With this, the formalities were over and then started a mental test for me. Am I going to visit them ever again? I started questioning myself. Was it the usual ‘show your face’ show or will it have more depth? Will I be breaking my friendship with TKD just because he is dead or I should make plans to keep it going? Only the time will tell.
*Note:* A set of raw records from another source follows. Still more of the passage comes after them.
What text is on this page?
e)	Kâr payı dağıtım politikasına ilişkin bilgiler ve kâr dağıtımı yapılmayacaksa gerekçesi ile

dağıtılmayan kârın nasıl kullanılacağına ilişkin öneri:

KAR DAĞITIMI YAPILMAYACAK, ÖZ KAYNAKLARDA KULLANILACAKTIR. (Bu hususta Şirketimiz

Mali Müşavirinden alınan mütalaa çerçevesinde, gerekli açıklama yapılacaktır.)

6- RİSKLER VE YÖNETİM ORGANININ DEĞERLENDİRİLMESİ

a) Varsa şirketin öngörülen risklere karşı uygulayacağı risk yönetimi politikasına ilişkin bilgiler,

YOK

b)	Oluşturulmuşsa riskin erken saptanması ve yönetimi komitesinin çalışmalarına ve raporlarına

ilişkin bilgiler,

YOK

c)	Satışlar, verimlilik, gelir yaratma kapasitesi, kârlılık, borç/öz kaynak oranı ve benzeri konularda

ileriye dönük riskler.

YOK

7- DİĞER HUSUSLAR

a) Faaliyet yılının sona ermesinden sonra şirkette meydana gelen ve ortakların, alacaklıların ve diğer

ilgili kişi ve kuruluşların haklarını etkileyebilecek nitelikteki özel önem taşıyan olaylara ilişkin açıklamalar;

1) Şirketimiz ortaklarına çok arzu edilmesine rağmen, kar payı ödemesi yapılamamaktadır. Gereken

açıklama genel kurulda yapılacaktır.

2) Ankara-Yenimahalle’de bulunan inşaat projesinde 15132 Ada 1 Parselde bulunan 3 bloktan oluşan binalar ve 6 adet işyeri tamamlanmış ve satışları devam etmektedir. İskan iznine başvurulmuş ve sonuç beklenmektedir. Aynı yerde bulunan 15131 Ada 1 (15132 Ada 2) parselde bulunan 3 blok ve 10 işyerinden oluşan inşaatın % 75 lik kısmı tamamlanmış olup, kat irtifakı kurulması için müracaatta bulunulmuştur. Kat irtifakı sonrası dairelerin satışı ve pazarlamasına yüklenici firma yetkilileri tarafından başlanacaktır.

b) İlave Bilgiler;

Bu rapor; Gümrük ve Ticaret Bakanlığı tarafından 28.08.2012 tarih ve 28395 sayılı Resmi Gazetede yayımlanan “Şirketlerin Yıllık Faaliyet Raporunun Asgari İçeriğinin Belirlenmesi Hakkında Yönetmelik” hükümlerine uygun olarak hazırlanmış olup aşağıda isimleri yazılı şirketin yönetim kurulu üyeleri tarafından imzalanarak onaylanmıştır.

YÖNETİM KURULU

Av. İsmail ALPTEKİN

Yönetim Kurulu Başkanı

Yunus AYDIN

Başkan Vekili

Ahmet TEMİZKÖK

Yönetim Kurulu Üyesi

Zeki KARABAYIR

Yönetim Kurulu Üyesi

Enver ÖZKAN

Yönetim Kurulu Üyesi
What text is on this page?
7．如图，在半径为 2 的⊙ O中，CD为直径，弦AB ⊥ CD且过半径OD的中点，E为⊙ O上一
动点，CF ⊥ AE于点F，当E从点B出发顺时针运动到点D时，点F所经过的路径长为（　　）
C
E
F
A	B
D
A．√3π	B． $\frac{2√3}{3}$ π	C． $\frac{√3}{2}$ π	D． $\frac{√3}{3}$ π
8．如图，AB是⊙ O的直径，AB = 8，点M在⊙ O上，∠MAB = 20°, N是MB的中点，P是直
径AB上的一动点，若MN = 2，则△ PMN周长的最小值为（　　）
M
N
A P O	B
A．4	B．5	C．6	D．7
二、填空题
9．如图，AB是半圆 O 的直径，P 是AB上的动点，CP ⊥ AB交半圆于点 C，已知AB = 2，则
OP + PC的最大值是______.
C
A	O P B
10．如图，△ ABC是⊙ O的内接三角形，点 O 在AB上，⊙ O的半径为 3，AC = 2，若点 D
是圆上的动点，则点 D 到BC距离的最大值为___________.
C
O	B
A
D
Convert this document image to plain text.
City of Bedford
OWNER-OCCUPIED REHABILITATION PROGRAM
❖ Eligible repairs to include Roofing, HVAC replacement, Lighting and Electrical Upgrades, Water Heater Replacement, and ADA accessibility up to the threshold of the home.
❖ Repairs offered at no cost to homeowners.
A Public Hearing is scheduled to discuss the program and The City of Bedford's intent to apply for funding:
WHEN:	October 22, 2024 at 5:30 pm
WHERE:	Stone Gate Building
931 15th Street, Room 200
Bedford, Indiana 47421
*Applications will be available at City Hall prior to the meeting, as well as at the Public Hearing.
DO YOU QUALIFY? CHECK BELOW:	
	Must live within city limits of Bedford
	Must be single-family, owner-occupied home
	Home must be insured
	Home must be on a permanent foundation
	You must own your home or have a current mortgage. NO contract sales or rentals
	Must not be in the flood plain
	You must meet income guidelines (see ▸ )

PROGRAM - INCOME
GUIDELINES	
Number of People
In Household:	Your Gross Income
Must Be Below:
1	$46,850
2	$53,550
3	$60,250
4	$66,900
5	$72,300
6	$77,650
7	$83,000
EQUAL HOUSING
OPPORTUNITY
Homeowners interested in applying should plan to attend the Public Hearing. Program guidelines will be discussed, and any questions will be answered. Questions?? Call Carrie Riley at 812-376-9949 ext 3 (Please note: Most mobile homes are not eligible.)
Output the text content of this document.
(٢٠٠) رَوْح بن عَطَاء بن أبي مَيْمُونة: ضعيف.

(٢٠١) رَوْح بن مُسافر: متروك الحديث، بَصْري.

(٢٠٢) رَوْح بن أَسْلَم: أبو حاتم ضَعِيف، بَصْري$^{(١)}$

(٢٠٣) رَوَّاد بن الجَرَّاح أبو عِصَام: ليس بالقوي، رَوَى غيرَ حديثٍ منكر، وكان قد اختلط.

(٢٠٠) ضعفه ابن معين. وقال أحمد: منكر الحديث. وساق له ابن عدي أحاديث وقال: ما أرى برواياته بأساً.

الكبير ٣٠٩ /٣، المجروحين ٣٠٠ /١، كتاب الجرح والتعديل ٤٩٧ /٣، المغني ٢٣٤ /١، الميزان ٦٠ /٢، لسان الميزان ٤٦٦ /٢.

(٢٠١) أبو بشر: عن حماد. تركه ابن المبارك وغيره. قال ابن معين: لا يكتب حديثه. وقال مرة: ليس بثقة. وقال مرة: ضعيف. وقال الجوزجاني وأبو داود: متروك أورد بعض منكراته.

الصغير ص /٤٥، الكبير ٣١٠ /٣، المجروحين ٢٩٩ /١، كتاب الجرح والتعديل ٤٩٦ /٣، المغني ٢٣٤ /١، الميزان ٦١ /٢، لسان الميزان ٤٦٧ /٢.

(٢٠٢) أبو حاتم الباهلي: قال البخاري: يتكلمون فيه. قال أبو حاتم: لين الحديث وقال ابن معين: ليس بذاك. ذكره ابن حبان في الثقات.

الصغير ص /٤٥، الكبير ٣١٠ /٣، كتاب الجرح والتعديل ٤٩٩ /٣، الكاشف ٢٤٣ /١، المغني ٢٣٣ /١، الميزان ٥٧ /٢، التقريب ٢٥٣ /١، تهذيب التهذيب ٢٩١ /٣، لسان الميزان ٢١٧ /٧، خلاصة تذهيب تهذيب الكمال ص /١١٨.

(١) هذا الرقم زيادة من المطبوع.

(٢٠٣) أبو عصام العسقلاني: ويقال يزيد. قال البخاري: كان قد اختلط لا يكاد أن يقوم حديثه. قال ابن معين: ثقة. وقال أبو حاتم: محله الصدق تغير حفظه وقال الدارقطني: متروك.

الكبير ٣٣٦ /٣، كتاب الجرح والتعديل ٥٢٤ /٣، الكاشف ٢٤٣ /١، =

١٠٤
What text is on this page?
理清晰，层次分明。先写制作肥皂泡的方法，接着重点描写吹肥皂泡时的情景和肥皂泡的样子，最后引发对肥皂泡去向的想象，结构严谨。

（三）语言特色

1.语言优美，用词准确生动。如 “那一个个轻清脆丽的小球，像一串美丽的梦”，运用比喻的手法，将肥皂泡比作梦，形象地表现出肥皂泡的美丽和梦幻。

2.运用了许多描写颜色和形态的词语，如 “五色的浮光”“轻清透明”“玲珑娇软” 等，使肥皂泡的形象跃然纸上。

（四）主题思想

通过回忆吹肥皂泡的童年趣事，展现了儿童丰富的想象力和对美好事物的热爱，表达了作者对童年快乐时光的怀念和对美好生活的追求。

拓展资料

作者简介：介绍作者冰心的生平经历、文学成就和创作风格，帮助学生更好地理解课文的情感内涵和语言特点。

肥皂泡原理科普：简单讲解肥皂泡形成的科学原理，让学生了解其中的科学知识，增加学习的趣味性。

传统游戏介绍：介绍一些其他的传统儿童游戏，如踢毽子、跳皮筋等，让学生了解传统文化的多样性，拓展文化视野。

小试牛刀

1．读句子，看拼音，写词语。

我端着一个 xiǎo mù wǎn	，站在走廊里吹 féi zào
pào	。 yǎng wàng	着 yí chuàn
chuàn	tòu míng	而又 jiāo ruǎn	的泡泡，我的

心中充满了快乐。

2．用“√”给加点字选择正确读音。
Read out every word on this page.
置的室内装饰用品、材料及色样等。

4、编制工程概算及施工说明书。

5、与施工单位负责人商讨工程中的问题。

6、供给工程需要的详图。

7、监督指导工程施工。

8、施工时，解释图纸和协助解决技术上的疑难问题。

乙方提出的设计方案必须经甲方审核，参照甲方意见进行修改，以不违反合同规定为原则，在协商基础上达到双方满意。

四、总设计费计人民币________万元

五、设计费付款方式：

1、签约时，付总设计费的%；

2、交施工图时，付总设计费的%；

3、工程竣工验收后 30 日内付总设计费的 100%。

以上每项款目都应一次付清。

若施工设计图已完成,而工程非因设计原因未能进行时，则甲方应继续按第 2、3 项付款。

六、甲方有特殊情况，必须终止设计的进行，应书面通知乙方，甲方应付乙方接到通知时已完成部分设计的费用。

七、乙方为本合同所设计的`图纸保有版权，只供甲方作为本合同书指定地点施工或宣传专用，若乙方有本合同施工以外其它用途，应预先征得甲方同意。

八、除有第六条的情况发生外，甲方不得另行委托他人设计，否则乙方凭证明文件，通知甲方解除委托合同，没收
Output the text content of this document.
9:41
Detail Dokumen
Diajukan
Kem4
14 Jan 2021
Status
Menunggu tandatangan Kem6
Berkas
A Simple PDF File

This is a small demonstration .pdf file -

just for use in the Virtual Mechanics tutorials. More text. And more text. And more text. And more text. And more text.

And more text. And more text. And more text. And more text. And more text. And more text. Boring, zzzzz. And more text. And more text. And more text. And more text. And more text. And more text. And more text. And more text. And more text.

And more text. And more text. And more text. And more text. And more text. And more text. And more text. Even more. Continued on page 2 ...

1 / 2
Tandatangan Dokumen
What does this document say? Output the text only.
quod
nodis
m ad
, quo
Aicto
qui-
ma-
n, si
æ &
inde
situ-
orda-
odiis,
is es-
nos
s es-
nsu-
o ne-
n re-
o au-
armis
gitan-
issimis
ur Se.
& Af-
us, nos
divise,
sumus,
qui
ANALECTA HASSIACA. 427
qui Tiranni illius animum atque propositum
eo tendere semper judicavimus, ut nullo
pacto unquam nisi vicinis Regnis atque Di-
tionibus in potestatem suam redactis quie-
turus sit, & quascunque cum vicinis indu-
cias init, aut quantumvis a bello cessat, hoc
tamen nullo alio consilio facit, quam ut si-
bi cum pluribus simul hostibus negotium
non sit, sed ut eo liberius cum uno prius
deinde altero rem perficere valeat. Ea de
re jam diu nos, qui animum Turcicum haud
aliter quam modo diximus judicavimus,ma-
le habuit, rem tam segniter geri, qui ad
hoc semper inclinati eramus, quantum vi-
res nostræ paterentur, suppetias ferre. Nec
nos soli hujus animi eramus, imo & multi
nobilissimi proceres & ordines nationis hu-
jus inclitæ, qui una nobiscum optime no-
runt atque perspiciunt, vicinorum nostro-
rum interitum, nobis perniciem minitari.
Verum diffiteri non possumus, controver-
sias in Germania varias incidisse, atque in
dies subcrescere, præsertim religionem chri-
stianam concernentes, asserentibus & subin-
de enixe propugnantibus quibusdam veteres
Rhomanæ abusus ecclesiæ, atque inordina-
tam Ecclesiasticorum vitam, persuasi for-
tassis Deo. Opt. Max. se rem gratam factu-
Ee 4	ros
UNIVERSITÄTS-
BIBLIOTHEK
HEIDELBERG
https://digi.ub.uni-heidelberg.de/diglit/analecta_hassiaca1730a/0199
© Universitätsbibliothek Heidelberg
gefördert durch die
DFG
I came home and phoned Mrs. Desai to speak to her, to start a dialogue; but she was not yet out of her depression. She gave me the phone number of TKD’s assistant Ramesh, to get any information that I may be looking for. Ramesh spoke at length, “after working for nearly 50 years in this line, no one from any production house came to see TKD when he died. He was totally bitter about the ways of this ruthless film industry. He was cremated and even after all the other ceremonies were over; no one called up.” He was very bitter about Dev Saab too. “TKD worked all his life in Navketan, at least someone could have come to pay condolences from there or Dev Saab’s behalf. He used bad-words for the association of art directors, who did not bother to send any representative when he passed away.”
TKD as I said earlier was very popular among film producers, very technical, artistic, and excellent team member. But when he died he was not in the big league. He was so humble a man that no one felt any compulsion to visit his dwelling to console the family – including me.

‘Kaun Ho Sakta Hai’, a film in which I was lucky to work along with TK Desai, who was the Art Director.